Re: [PATCH RFC 0/5] KVM: x86: KVM_MEM_ALLONES memory
From: Peter Xu
Date: Fri May 15 2020 - 07:15:49 EST
On Thu, May 14, 2020 at 06:03:20PM -0700, Andy Lutomirski wrote:
> On Thu, May 14, 2020 at 3:56 PM Sean Christopherson
> <sean.j.christopherson@xxxxxxxxx> wrote:
> >
> > On Thu, May 14, 2020 at 06:05:16PM -0400, Peter Xu wrote:
> > > On Thu, May 14, 2020 at 08:05:35PM +0200, Vitaly Kuznetsov wrote:
> > > > The idea of the patchset was suggested by Michael S. Tsirkin.
> > > >
> > > > PCIe config space can (depending on the configuration) be quite big but
> > > > usually is sparsely populated. Guest may scan it by accessing individual
> > > > device's page which, when device is missing, is supposed to have 'pci
> > > > holes' semantics: reads return '0xff' and writes get discarded. Currently,
> > > > userspace has to allocate real memory for these holes and fill them with
> > > > '0xff'. Moreover, different VMs usually require different memory.
> > > >
> > > > The idea behind the feature introduced by this patch is: let's have a
> > > > single read-only page filled with '0xff' in KVM and map it to all such
> > > > PCI holes in all VMs. This will free userspace of obligation to allocate
> > > > real memory and also allow us to speed up access to these holes as we
> > > > can aggressively map the whole slot upon first fault.
> > > >
> > > > RFC. I've only tested the feature with the selftest (PATCH5) on Intel/AMD
> > > > with and wiuthout EPT/NPT. I haven't tested memslot modifications yet.
> > > >
> > > > Patches are against kvm/next.
> > >
> > > Hi, Vitaly,
> > >
> > > Could this be done in userspace with existing techniques?
> > >
> > > E.g., shm_open() with a handle and fill one 0xff page, then remap it to
> > > anywhere needed in QEMU?
> >
> > Mapping that 4k page over and over is going to get expensive, e.g. each
> > duplicate will need a VMA and a memslot, plus any PTE overhead. If the
> > total sum of the holes is >2mb it'll even overflow the mumber of allowed
> > memslots.
>
> How about a tiny character device driver /dev/ones?

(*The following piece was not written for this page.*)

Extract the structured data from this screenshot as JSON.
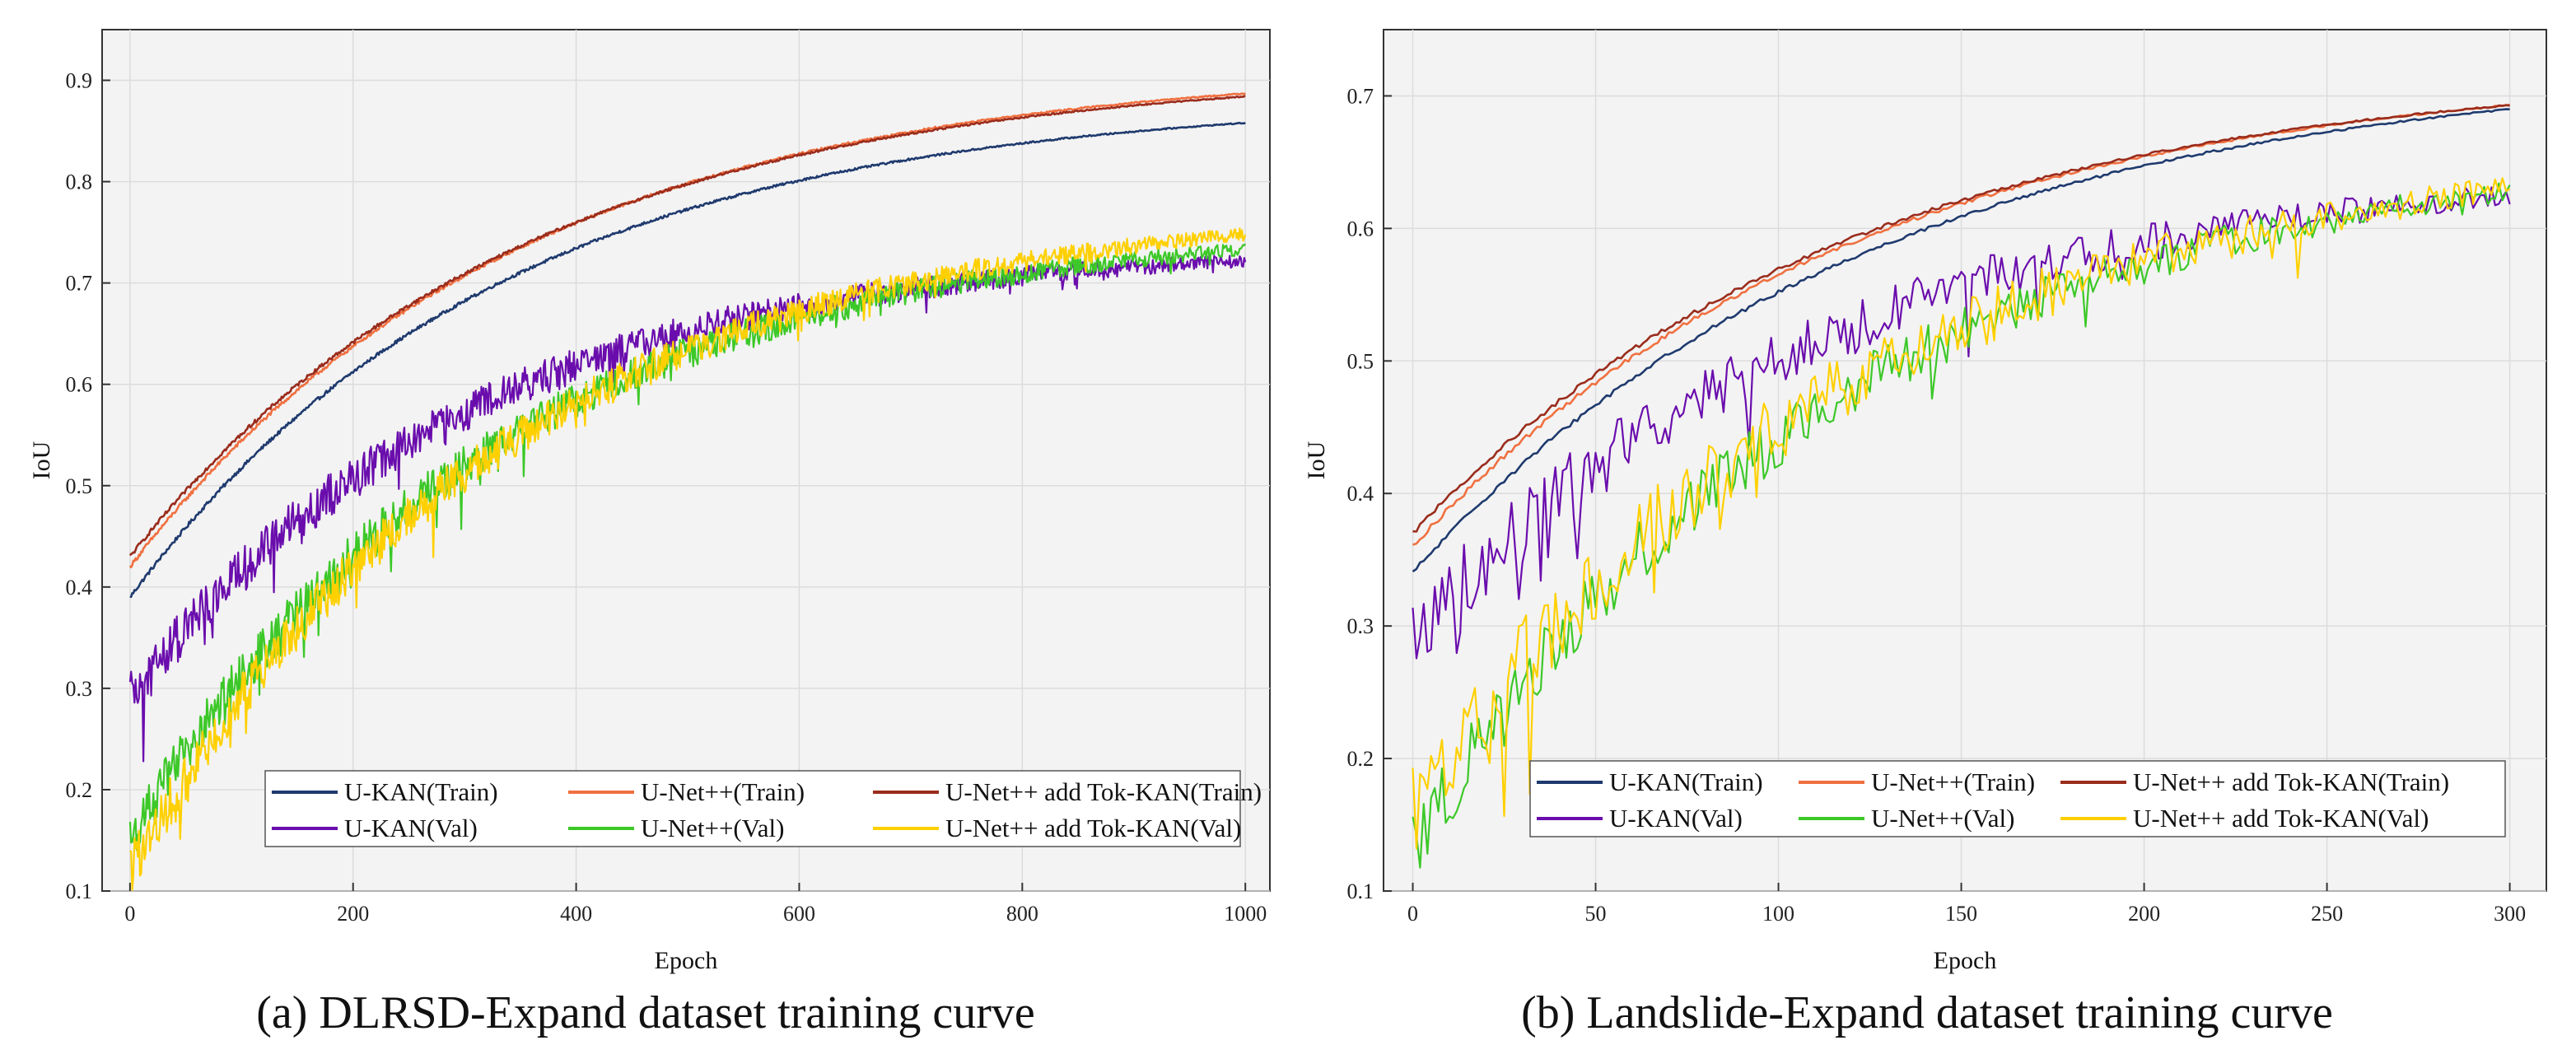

Yeah, this looks very clean.
Or I also like Sean's idea about using the slow path - I think the answer could
depend on a better knowledge on the problem to solve (PCI scan for small VM
boots) to firstly justify that the fast path is required. E.g., could we even
workaround that inefficient reading of 0xff's for our use case? After all what
the BIOS really needs is not those 0xff's, but some other facts.
Thanks!
--
Peter Xu